At the beginning of the 90s, when the Ministry of Defence and the National Science Foundation (NSF) decided to withdraw their investment in that network (then called ArpaNet), it began the process of interconnecting all the networks, based on ArpaNet’s communications protocol –TCP/IP–, which had flourished during the 80s: ArpaNet, CompuServe, AOL, APC, Prodigy, academic and community networks, “free-nets”, etc.. And so the Internet was born (Inter-networks, between-networks). No-one had asked for it. No-one. Least of all the World Bank, the large capitalist centres or the planning departments of transnationals. But the effect on all of them and on all of us has been tremendous. And that is the history of the last 6 years.

Audiences multiplied, 80s alliances became concrete mergers, and media frontiers began to manifest two poles which became more and more clearly defined. On the one hand, there were the large conglomerates with their traditional interests who were not quite sure how to take advantage of this thing called globalisation apart from trying to invade every space they were offered which gave off a whiff of money-making possibilities. On the other, the voices of millions of people who until then had been passively at the mercy of the industrial communications model. Millions of people who could suddenly raise their voices together, establish new relationships, open new frontiers and explore the possibilities of virtual relationships. Millions of people who started to feel that, thanks to a technological construction so special that it gave rise to a “glocal” (global/local) space, they could promote globalisation, demand to be heard, transmit information and knowledge, even build a new “status quo”.

Between these two poles there still lies a vast distance.
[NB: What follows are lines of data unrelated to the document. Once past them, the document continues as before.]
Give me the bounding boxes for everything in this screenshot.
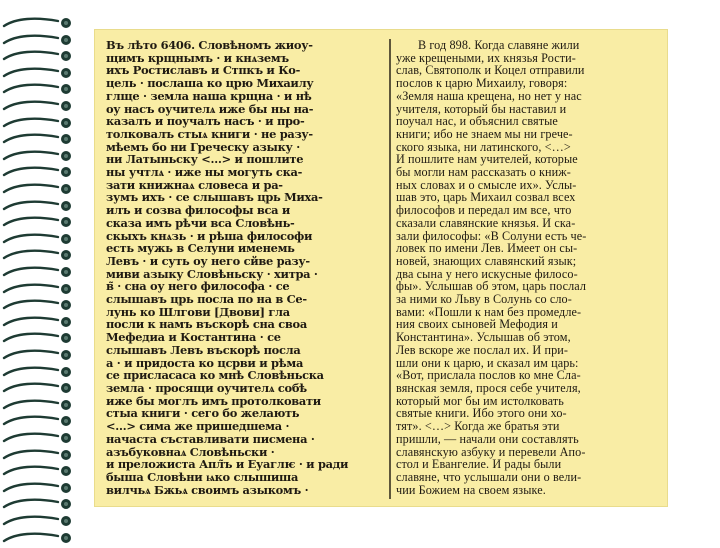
translation-text-line: И пошлите нам учителей, которые — [396, 152, 578, 167]
translation-text-line: «Вот, прислала послов ко мне Сла- — [396, 368, 581, 383]
binding-ring-icon — [2, 412, 76, 424]
translation-text-line: слав, Святополк и Коцел отправили — [396, 63, 585, 78]
translation-text-line: вянская земля, прося себе учителя, — [396, 380, 581, 395]
translation-text-line: новей, знающих славянский язык; — [396, 253, 577, 268]
translation-text-line: ния своих сыновей Мефодия и — [396, 317, 558, 332]
slavonic-text-line: a · и придоста ко цсрви и рѣма — [106, 355, 304, 370]
slavonic-text-line: оу насъ оучителѧ иже бы ны на- — [106, 101, 314, 116]
slavonic-text-line: слышавъ црь посла по на в Се- — [106, 292, 307, 307]
binding-ring-icon — [2, 462, 76, 474]
binding-ring-icon — [2, 329, 76, 341]
binding-ring-icon — [2, 14, 76, 26]
slavonic-text-line: быша Словѣни ѩко слышиша — [106, 469, 299, 484]
binding-ring-icon — [2, 363, 76, 375]
slavonic-text-line: в̃ · сна оу него философа · се — [106, 279, 290, 294]
binding-ring-icon — [2, 147, 76, 159]
slavonic-text-line: начаста съставливати писмена · — [106, 431, 315, 446]
translation-text-line: тят». <…> Когда же братья эти — [396, 419, 560, 434]
slavonic-text-line: азъбуковнаѧ Словѣньски · — [106, 444, 275, 459]
translation-text-line: Лев вскоре же послал их. И при- — [396, 342, 569, 357]
translation-text-line: славяне, что услышали они о вели- — [396, 469, 582, 484]
translation-text-line: зали философы: «В Солуни есть че- — [396, 228, 587, 243]
slavonic-text-line: слышавъ Левъ въскорѣ посла — [106, 342, 301, 357]
slavonic-text-line: посли к намъ въскорѣ сна своа — [106, 317, 307, 332]
translation-text-line: вами: «Пошли к нам без промедле- — [396, 304, 582, 319]
slavonic-text-line: и преложиста Апл̃ъ и Еуаглѥ · и ради — [106, 457, 349, 472]
binding-ring-icon — [2, 479, 76, 491]
binding-ring-icon — [2, 163, 76, 175]
slavonic-text-line: зати книжнаѧ словеса и ра- — [106, 177, 283, 192]
slavonic-text-line: <…> сима же пришедшема · — [106, 419, 290, 434]
slavonic-text-line: Мефедиа и Костантина · се — [106, 330, 281, 345]
translation-text-line: два сына у него искусные филосо- — [396, 266, 578, 281]
translation-text-line: стол и Евангелие. И рады были — [396, 457, 562, 472]
binding-ring-icon — [2, 230, 76, 242]
translation-text-line: поучал нас, и объяснил святые — [396, 114, 558, 129]
russian-translation-column — [396, 39, 662, 503]
slavonic-text-line: Въ лѣто 6406. Словѣномъ жиоу- — [106, 39, 313, 52]
slavonic-text-line: лунь ко Шлгови [Двови] гла — [106, 304, 290, 319]
slavonic-text-line: иже бы моглъ имъ протолковати — [106, 393, 321, 408]
binding-ring-icon — [2, 296, 76, 308]
binding-ring-icon — [2, 180, 76, 192]
binding-ring-icon — [2, 213, 76, 225]
slavonic-text-line: толковалъ стыѧ книги · не разу- — [106, 126, 313, 141]
slavonic-text-line: ни Латыньску <…> и пошлите — [106, 152, 304, 167]
binding-ring-icon — [2, 280, 76, 292]
translation-text-line: фы». Услышав об этом, царь послал — [396, 279, 587, 294]
slavonic-text-line: илъ и созва философы вса и — [106, 203, 291, 218]
translation-text-line: ского языка, ни латинского, <…> — [396, 139, 571, 154]
translation-text-line: за ними ко Льву в Солунь со сло- — [396, 292, 572, 307]
slavonic-text-line: се присласаса ко мнѣ Словѣньска — [106, 368, 324, 383]
translation-text-line: философов и передал им все, что — [396, 203, 572, 218]
binding-ring-icon — [2, 197, 76, 209]
binding-ring-icon — [2, 495, 76, 507]
binding-ring-icon — [2, 114, 76, 126]
translation-text-line: ных словах и о смысле их». Услы- — [396, 177, 577, 192]
slavonic-text-line: вилчьѧ Бжьѧ своимъ азыкомъ · — [106, 482, 309, 497]
binding-ring-icon — [2, 379, 76, 391]
binding-ring-icon — [2, 263, 76, 275]
slavonic-text-line: скыхъ кнѧзь · и рѣша философи — [106, 228, 313, 243]
translation-text-line: шли они к царю, и сказал им царь: — [396, 355, 579, 370]
binding-ring-icon — [2, 512, 76, 524]
slavonic-text-line: щимъ крщнымъ · и кнѧземъ — [106, 50, 289, 65]
translation-text-line: шав это, царь Михаил созвал всех — [396, 190, 576, 205]
translation-text-line: чии Божием на своем языке. — [396, 482, 546, 497]
column-divider — [389, 39, 391, 499]
translation-text-line: славянскую азбуку и перевели Апо- — [396, 444, 586, 459]
translation-text-line: уже крещеными, их князья Рости- — [396, 50, 576, 65]
translation-text-line: учителя, который бы наставил и — [396, 101, 567, 116]
translation-text-line: бы могли нам рассказать о книж- — [396, 165, 571, 180]
slavonic-text-line: цель · послаша ко црю Михаилу — [106, 76, 314, 91]
binding-ring-icon — [2, 529, 76, 541]
binding-ring-icon — [2, 130, 76, 142]
slavonic-text-line: ны учтлѧ · иже ны могуть ска- — [106, 165, 303, 180]
slavonic-text-line: стыа книги · сего бо желають — [106, 406, 300, 421]
binding-ring-icon — [2, 64, 76, 76]
translation-text-line: В год 898. Когда славяне жили — [418, 39, 580, 52]
binding-ring-icon — [2, 31, 76, 43]
slavonic-text-line: глще · земла наша крщна · и нѣ — [106, 88, 312, 103]
translation-text-line: Константина». Услышав об этом, — [396, 330, 571, 345]
scanned-page — [94, 29, 668, 507]
old-slavonic-column — [106, 39, 386, 503]
binding-ring-icon — [2, 313, 76, 325]
slavonic-text-line: Левъ · и суть оу него сйве разу- — [106, 253, 310, 268]
slavonic-text-line: сказа имъ рѣчи вса Словѣнь- — [106, 215, 295, 230]
binding-ring-icon — [2, 396, 76, 408]
binding-ring-icon — [2, 80, 76, 92]
notebook-binding — [0, 0, 80, 540]
translation-text-line: который мог бы им истолковать — [396, 393, 564, 408]
binding-ring-icon — [2, 429, 76, 441]
binding-ring-icon — [2, 346, 76, 358]
translation-text-line: «Земля наша крещена, но нет у нас — [396, 88, 582, 103]
slavonic-text-line: зумъ ихъ · се слышавъ црь Миха- — [106, 190, 323, 205]
translation-text-line: ловек по имени Лев. Имеет он сы- — [396, 241, 578, 256]
slavonic-text-line: казалъ и поучалъ насъ · и про- — [106, 114, 305, 129]
translation-text-line: книги; ибо не знаем мы ни грече- — [396, 126, 573, 141]
slavonic-text-line: ихъ Ростиславъ и Стпкъ и Ко- — [106, 63, 301, 78]
translation-text-line: святые книги. Ибо этого они хо- — [396, 406, 567, 421]
translation-text-line: пришли, — начали они составлять — [396, 431, 579, 446]
slavonic-text-line: миви азыку Словѣньску · хитра · — [106, 266, 318, 281]
translation-text-line: послов к царю Михаилу, говоря: — [396, 76, 568, 91]
slavonic-text-line: есть мужь в Селуни именемь — [106, 241, 295, 256]
slavonic-text-line: земла · просящи оучителѧ собѣ — [106, 380, 307, 395]
binding-ring-icon — [2, 246, 76, 258]
binding-ring-icon — [2, 97, 76, 109]
slavonic-text-line: мѣемъ бо ни Греческу азыку · — [106, 139, 300, 154]
binding-ring-icon — [2, 47, 76, 59]
translation-text-line: сказали славянские князья. И ска- — [396, 215, 576, 230]
binding-ring-icon — [2, 446, 76, 458]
Where before there was just one type of information, oscillating between the general and the very specialised, now many new shades and tones have appeared, segmented by the personal perspective, which the traditional communications model could not address. What it really means is the rise of a new capacity for being able to express demands that the old model could not allow being as it was structured from top to bottom, hierarchical and orientated towards supply.

The confrontation we are experiencing is formidable. On the surface we can basically just see the sparks flying from the clash between the big conglomerates, on the one hand, who are afraid of globalisation because it involves listening to people and acting on what they hear. This is the reason why, despite certain changes in their rhetoric, their flight into the future is precisely anti-globalisation: I will continue to tell the rest of the world what is best for them (cf.:the World Bank). While on the other hand, there are networks custom-made to fit the needs of individuals, collectives, social movements, companies and organisations that develop interrogation system to listen to, express and satisfy demands. This is really the hardcore of the globalisation movement and the driving force behind the information society’s new communications model.

(*) This text formed the basis of a talk I gave on Journalism and Globalisation in the Centro de Cultura Contemporánea de Barcelona on the 25/6/01. The event was organised by the Sindicato de Periodistas de Catalunya (Catalan Journalists’ Trade Union). Also participating were sociologist Manuel Castells and Alfredo Maia, president of the Sindicato dos Journalistas de Portugal (The Portuguese Journalists’ Trade Union).